Liberia: the importance of roads

A comparatively good stretch of the road.

A comparatively good stretch of the road to Buutuo.

If, like me, you like playing computer games like “Civilization” or board games like “Settlers of Catan”, then one of the first things you learn is, that you need to build roads if you want to be successful. Why that is so important in the real world and what happens if you don’t have adequate roads, is something that can be seen in Liberia.

In Liberia a lot of roads are so bad that only motorbikes and the rare, big four-wheel drives can use them. This obviously means that it’s a lot harder to get things to the communities and that travelling to and fro takes much longer. However, before I got here I never really appreciated that having a road or not has a direct impact on what kind of future people have.

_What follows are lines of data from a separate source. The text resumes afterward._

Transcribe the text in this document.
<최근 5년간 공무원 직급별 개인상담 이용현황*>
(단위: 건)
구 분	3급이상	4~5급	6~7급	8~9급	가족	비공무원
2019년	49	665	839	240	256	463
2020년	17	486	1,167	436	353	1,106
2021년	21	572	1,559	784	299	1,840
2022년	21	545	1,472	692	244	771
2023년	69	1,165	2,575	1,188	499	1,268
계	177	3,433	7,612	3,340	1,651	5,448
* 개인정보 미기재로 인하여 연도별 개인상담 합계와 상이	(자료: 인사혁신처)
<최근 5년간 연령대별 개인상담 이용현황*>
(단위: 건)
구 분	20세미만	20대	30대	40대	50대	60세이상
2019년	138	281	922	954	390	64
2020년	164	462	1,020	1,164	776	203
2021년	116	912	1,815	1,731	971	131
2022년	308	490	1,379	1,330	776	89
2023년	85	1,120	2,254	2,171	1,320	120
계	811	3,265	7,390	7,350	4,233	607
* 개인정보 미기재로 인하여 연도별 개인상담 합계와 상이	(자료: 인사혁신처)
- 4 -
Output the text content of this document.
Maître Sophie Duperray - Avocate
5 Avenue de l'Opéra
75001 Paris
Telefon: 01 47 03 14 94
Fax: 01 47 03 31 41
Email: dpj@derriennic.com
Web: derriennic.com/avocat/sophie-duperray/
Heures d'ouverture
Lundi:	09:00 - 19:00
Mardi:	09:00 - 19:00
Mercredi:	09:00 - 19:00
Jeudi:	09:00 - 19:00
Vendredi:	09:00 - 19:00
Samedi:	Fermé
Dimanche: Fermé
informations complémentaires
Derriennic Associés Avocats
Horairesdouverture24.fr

Cutting branches and trees to make space for the trucks

Sometimes you literally have to hack your way through.

Where is the food?

One of the things that has confused me since I arrived was that while there are plenty of farms and while you can see fruits and vegetables in many villages, the markets in the towns are depressingly empty and it can be really difficult to find food, even if you have money. The reason for this was explained to me in a small village in the west of Nimba County, close to Buutuo.

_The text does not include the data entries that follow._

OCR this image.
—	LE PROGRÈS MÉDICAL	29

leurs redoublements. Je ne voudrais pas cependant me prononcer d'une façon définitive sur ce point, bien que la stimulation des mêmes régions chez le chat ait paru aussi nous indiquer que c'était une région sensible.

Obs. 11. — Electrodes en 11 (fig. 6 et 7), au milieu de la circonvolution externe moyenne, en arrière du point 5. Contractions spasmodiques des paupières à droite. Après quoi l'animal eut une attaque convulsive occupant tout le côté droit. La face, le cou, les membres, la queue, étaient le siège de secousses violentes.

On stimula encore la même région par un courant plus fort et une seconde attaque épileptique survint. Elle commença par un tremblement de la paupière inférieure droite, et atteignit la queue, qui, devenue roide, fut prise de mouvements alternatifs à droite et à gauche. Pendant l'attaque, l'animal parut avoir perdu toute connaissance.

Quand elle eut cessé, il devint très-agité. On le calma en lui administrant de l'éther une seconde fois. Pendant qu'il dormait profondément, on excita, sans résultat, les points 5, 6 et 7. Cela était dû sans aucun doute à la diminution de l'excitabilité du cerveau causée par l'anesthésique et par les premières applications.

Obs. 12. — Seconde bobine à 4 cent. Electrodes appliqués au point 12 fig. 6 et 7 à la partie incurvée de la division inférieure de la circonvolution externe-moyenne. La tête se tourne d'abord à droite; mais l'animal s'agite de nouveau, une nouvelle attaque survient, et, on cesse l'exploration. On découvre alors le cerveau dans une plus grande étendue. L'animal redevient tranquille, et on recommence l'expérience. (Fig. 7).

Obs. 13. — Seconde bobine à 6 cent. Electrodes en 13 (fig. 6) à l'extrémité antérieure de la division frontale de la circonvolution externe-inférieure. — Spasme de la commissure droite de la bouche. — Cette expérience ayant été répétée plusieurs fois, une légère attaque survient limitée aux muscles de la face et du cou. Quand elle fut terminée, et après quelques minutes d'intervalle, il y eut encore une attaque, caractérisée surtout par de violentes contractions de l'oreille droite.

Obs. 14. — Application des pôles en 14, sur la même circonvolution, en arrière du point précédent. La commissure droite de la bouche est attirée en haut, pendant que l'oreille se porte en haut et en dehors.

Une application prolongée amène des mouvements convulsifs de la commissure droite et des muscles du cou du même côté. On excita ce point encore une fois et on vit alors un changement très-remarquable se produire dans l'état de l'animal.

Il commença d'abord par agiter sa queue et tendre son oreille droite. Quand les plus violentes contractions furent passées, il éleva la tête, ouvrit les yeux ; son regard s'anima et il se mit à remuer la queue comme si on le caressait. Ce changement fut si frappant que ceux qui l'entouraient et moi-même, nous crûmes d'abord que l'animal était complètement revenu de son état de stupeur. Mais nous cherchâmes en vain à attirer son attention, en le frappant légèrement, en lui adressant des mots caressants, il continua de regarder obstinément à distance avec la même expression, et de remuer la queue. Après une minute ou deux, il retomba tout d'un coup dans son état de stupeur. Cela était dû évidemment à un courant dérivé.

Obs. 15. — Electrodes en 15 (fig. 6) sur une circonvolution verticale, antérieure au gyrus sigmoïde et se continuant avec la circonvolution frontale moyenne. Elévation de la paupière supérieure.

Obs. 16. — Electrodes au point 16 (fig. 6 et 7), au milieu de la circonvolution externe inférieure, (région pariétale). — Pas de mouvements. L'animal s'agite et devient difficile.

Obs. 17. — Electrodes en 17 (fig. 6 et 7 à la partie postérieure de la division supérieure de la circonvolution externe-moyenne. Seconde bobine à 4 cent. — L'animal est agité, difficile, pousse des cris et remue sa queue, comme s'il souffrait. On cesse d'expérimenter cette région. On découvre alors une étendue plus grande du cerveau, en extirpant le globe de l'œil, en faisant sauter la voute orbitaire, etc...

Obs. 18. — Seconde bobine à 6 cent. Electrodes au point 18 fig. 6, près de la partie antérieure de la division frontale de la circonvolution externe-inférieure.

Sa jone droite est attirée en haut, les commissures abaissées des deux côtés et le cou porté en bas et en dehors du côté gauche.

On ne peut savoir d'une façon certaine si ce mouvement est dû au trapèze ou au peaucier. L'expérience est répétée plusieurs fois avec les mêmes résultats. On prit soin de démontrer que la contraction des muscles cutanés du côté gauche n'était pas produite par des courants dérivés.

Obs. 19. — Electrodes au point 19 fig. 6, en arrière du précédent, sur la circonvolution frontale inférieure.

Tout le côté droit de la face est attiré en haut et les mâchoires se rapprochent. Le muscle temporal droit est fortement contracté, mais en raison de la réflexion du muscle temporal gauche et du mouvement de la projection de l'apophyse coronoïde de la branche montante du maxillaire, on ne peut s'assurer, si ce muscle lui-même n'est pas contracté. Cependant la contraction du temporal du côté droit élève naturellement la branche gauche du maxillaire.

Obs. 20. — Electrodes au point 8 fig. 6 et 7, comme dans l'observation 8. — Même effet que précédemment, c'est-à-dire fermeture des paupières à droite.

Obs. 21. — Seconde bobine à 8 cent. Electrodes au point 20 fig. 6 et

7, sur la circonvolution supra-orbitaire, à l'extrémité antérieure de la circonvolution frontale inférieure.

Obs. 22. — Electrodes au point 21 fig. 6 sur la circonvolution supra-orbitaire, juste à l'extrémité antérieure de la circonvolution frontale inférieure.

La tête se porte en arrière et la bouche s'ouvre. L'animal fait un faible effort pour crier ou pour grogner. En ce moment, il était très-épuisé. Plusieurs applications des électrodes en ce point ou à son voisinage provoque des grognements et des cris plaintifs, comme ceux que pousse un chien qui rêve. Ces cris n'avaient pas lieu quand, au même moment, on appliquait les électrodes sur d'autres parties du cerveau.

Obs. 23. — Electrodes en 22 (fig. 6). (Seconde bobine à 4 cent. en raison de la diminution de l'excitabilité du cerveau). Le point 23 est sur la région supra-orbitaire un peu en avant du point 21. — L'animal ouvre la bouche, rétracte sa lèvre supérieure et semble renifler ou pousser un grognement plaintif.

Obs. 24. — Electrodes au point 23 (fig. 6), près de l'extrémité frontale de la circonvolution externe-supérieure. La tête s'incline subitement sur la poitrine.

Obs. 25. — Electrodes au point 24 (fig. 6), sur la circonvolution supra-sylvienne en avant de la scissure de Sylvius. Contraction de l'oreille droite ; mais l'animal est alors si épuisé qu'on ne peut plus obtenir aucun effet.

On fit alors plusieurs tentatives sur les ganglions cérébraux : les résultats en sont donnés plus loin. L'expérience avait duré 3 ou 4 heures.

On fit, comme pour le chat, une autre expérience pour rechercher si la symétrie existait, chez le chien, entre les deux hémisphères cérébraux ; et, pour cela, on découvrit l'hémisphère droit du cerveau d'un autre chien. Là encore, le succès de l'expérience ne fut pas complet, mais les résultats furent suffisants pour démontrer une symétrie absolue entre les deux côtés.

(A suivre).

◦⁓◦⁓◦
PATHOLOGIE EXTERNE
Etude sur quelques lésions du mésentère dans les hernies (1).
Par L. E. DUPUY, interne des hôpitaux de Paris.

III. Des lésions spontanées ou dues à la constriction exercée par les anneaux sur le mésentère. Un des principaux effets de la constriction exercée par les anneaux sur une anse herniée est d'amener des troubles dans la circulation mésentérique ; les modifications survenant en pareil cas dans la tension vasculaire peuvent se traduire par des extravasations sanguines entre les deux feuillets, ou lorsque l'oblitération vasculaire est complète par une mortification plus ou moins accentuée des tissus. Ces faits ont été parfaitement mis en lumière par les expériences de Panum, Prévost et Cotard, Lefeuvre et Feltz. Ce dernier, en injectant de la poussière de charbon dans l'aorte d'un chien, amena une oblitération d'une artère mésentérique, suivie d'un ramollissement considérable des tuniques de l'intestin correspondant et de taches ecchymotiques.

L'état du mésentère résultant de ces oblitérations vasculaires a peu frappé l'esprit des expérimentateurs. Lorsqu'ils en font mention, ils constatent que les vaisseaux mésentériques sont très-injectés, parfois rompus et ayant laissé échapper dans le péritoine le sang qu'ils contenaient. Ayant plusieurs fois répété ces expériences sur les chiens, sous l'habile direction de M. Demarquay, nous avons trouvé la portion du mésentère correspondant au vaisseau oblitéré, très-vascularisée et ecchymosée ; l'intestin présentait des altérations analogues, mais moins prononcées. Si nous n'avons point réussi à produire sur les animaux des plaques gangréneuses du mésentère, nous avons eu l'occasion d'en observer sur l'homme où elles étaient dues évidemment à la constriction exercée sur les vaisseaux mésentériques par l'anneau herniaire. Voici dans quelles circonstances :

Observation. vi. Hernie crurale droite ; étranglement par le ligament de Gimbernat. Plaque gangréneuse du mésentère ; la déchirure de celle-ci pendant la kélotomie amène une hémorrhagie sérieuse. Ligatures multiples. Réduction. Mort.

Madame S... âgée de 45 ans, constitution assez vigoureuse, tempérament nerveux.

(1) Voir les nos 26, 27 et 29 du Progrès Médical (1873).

Their problem, the villagers said, is that they are pretty much confined to a life of subsistence farming. Because the roads are so bad, they cannot bring any produce to the market. What they don’t eat spoils. This also explains why I always see the same things on the markets, for example peppers, spices, garlic, boiled eggs – all things that are comparatively lightweight and don’t break  easily.


Bridge before Toweh Town

If you think the roads are bad, you should hear how some of these bridges creak!

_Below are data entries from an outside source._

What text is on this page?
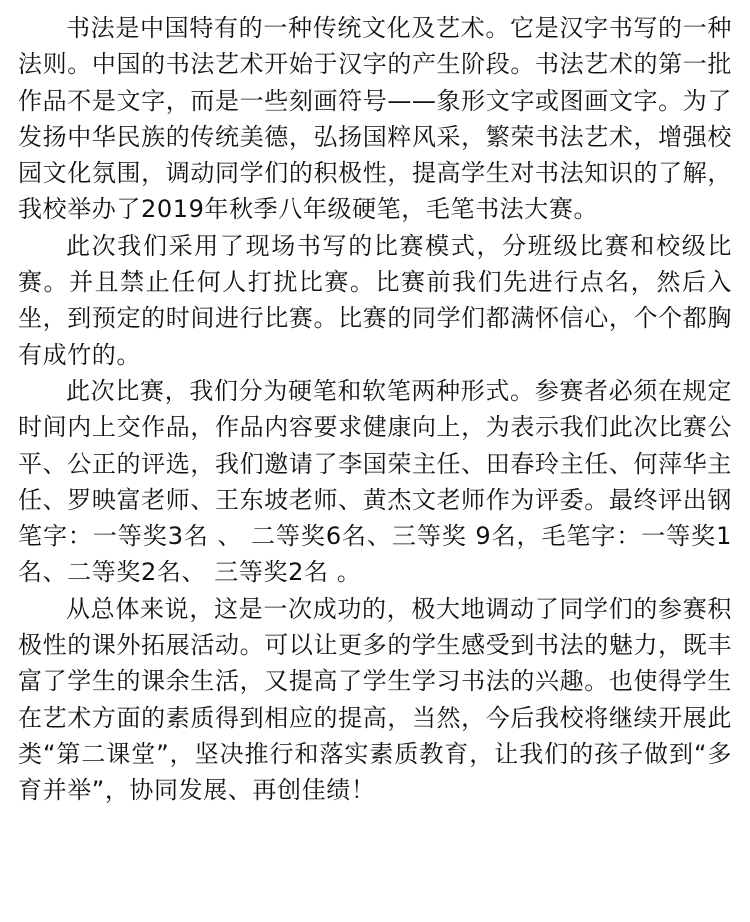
书法是中国特有的一种传统文化及艺术。它是汉字书写的一种法则。中国的书法艺术开始于汉字的产生阶段。书法艺术的第一批作品不是文字，而是一些刻画符号——象形文字或图画文字。为了发扬中华民族的传统美德，弘扬国粹风采，繁荣书法艺术，增强校园文化氛围，调动同学们的积极性，提高学生对书法知识的了解，我校举办了2019年秋季八年级硬笔，毛笔书法大赛。

此次我们采用了现场书写的比赛模式，分班级比赛和校级比赛。并且禁止任何人打扰比赛。比赛前我们先进行点名，然后入坐，到预定的时间进行比赛。比赛的同学们都满怀信心，个个都胸有成竹的。

此次比赛，我们分为硬笔和软笔两种形式。参赛者必须在规定时间内上交作品，作品内容要求健康向上，为表示我们此次比赛公平、公正的评选，我们邀请了李国荣主任、田春玲主任、何萍华主任、罗映富老师、王东坡老师、黄杰文老师作为评委。最终评出钢笔字：一等奖3名 、 二等奖6名、三等奖 9名，毛笔字：一等奖1名、二等奖2名、 三等奖2名 。

从总体来说，这是一次成功的，极大地调动了同学们的参赛积极性的课外拓展活动。可以让更多的学生感受到书法的魅力，既丰富了学生的课余生活，又提高了学生学习书法的兴趣。也使得学生在艺术方面的素质得到相应的提高，当然，今后我校将继续开展此类“第二课堂”，坚决推行和落实素质教育，让我们的孩子做到“多育并举”，协同发展、再创佳绩！
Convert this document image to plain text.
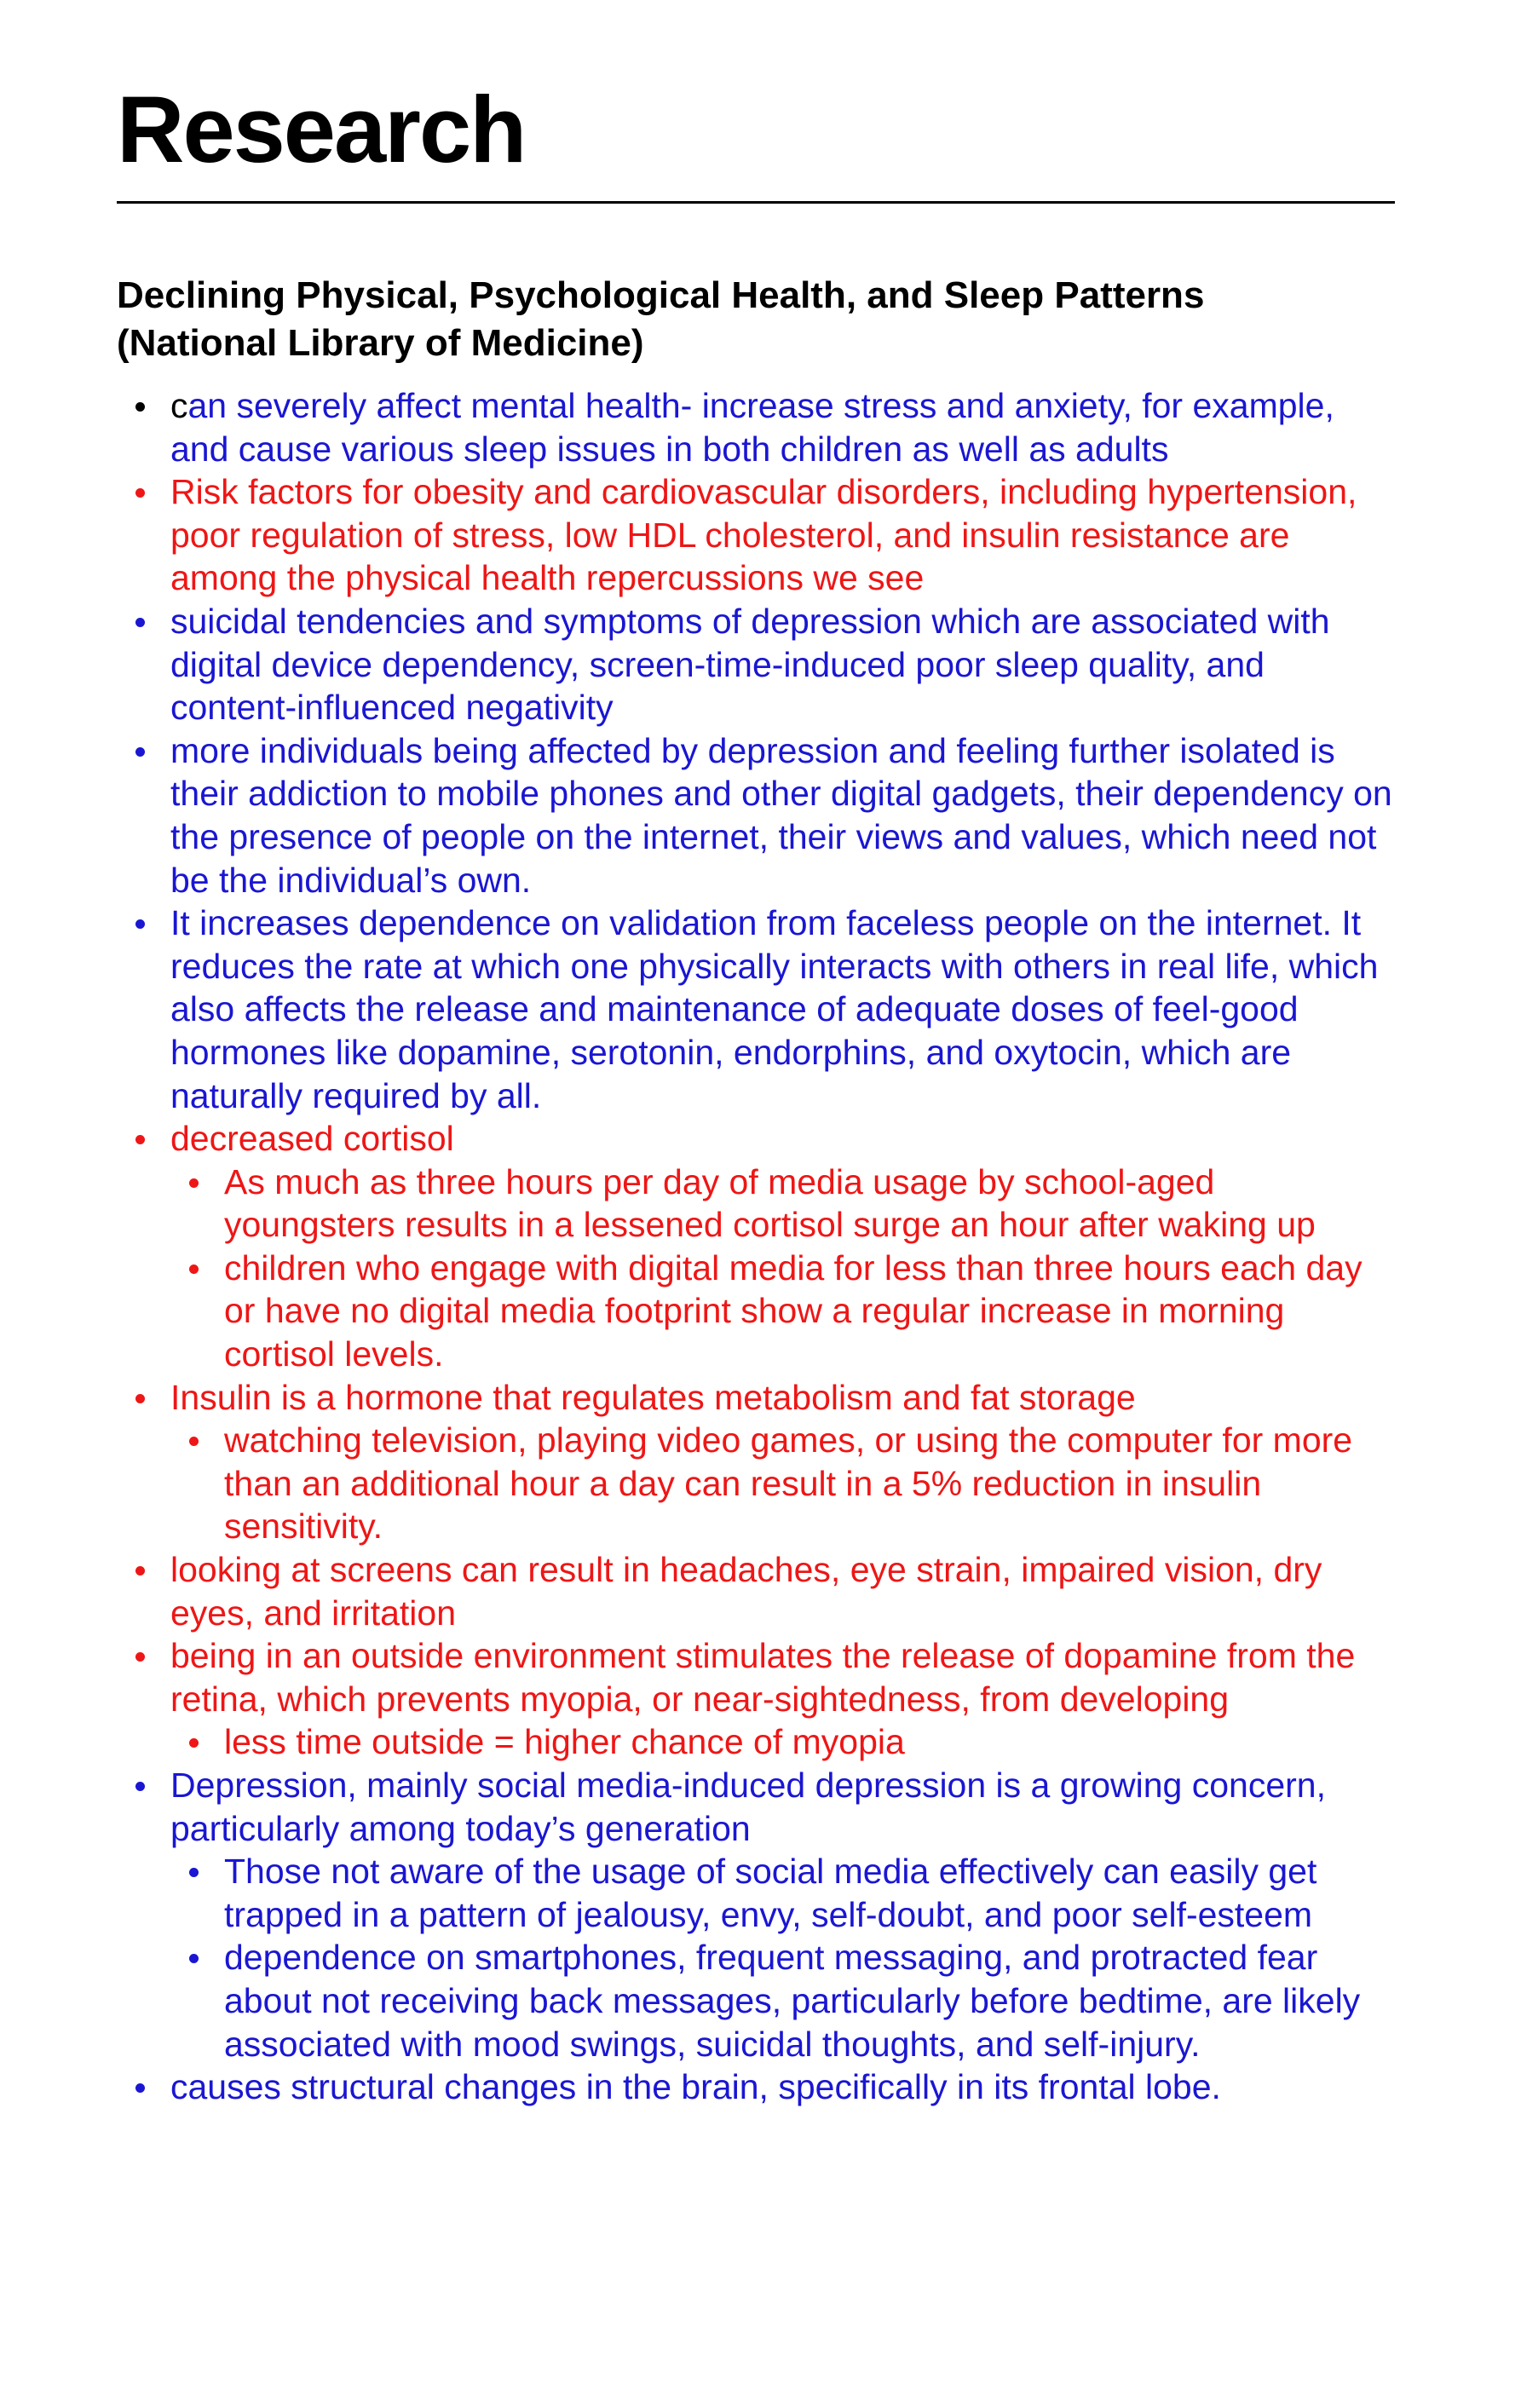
Research
Declining Physical, Psychological Health, and Sleep Patterns (National Library of Medicine)
can severely affect mental health- increase stress and anxiety, for example, and cause various sleep issues in both children as well as adults
Risk factors for obesity and cardiovascular disorders, including hypertension, poor regulation of stress, low HDL cholesterol, and insulin resistance are among the physical health repercussions we see
suicidal tendencies and symptoms of depression which are associated with digital device dependency, screen-time-induced poor sleep quality, and content-influenced negativity
more individuals being affected by depression and feeling further isolated is their addiction to mobile phones and other digital gadgets, their dependency on the presence of people on the internet, their views and values, which need not be the individual’s own.
It increases dependence on validation from faceless people on the internet. It reduces the rate at which one physically interacts with others in real life, which also affects the release and maintenance of adequate doses of feel-good hormones like dopamine, serotonin, endorphins, and oxytocin, which are naturally required by all.
decreased cortisol
As much as three hours per day of media usage by school-aged youngsters results in a lessened cortisol surge an hour after waking up
children who engage with digital media for less than three hours each day or have no digital media footprint show a regular increase in morning cortisol levels.
Insulin is a hormone that regulates metabolism and fat storage
watching television, playing video games, or using the computer for more than an additional hour a day can result in a 5% reduction in insulin sensitivity.
looking at screens can result in headaches, eye strain, impaired vision, dry eyes, and irritation
being in an outside environment stimulates the release of dopamine from the retina, which prevents myopia, or near-sightedness, from developing
less time outside = higher chance of myopia
Depression, mainly social media-induced depression is a growing concern, particularly among today’s generation
Those not aware of the usage of social media effectively can easily get trapped in a pattern of jealousy, envy, self-doubt, and poor self-esteem
dependence on smartphones, frequent messaging, and protracted fear about not receiving back messages, particularly before bedtime, are likely associated with mood swings, suicidal thoughts, and self-injury.
causes structural changes in the brain, specifically in its frontal lobe.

However, the implications are much bigger than a limited choice of meals to put on the table. Because (almost) everything the farmers produce in excess of their own needs rots, they cannot start to save money or assets and without savings they never have the means to improve their own situation. In addition they cannot benefit from any improvements in efficiency because the additional produce would just be wasted. They are literally stuck.

Of course a lot of villages have “road committees” which are responsible for maintaining the roads. However, without the right equipment, diggers and earth compactors all they can do is keep the weeds from growing on the track that is their lifeline.


  • hilary Chambers

    Good Point well made Timo. Commercial companies from the big wide world could do a lot for these guys by physically inproving the countries infrastructure. Perhaps a campaign for Dont give money – build a road – should be started.

    • Not surprisingly the best roads in Liberia are those, where there are strong commercial interests. The road from Monrovia to Sanniquellie and beyond to the north is actually really good. Why? Because there is iron ore in the mountains and the mining company needs the road to be in good shape. So they are fixing it and you can see progress week by week. There is even talk of plans to pave it – now, that would be crazy! But of course most villages don't have rich iron ore deposits :-(.

      I experienced something similar, years ago, when I was in a country which was producing a lot of opium. while the roads were generally not great, I suddenly came to an area where the roads were excellent – they even had two paved lanes! Flabbergasted I asked why that was the case and was told that it basically really sucks, if you have a whole truck full of opium that gets stuck in the mud. So the drug lords improved the roads from where the poppy was grown to the border. Again, there was a commercial interest to get it done.

  • I whole-heartedly agree. I just wrote something similar here:… I've often wondered why this is not a higher priority.

    • Nice post – and delivered much more elegantly than mine.

      I think the main reason is that roads aren't very "cute". Photos of, alternatively, starving babies or laughing children gobbling down fresh, clean water are much easier to sell. I'm not saying it can't be done but it's a much harder sell.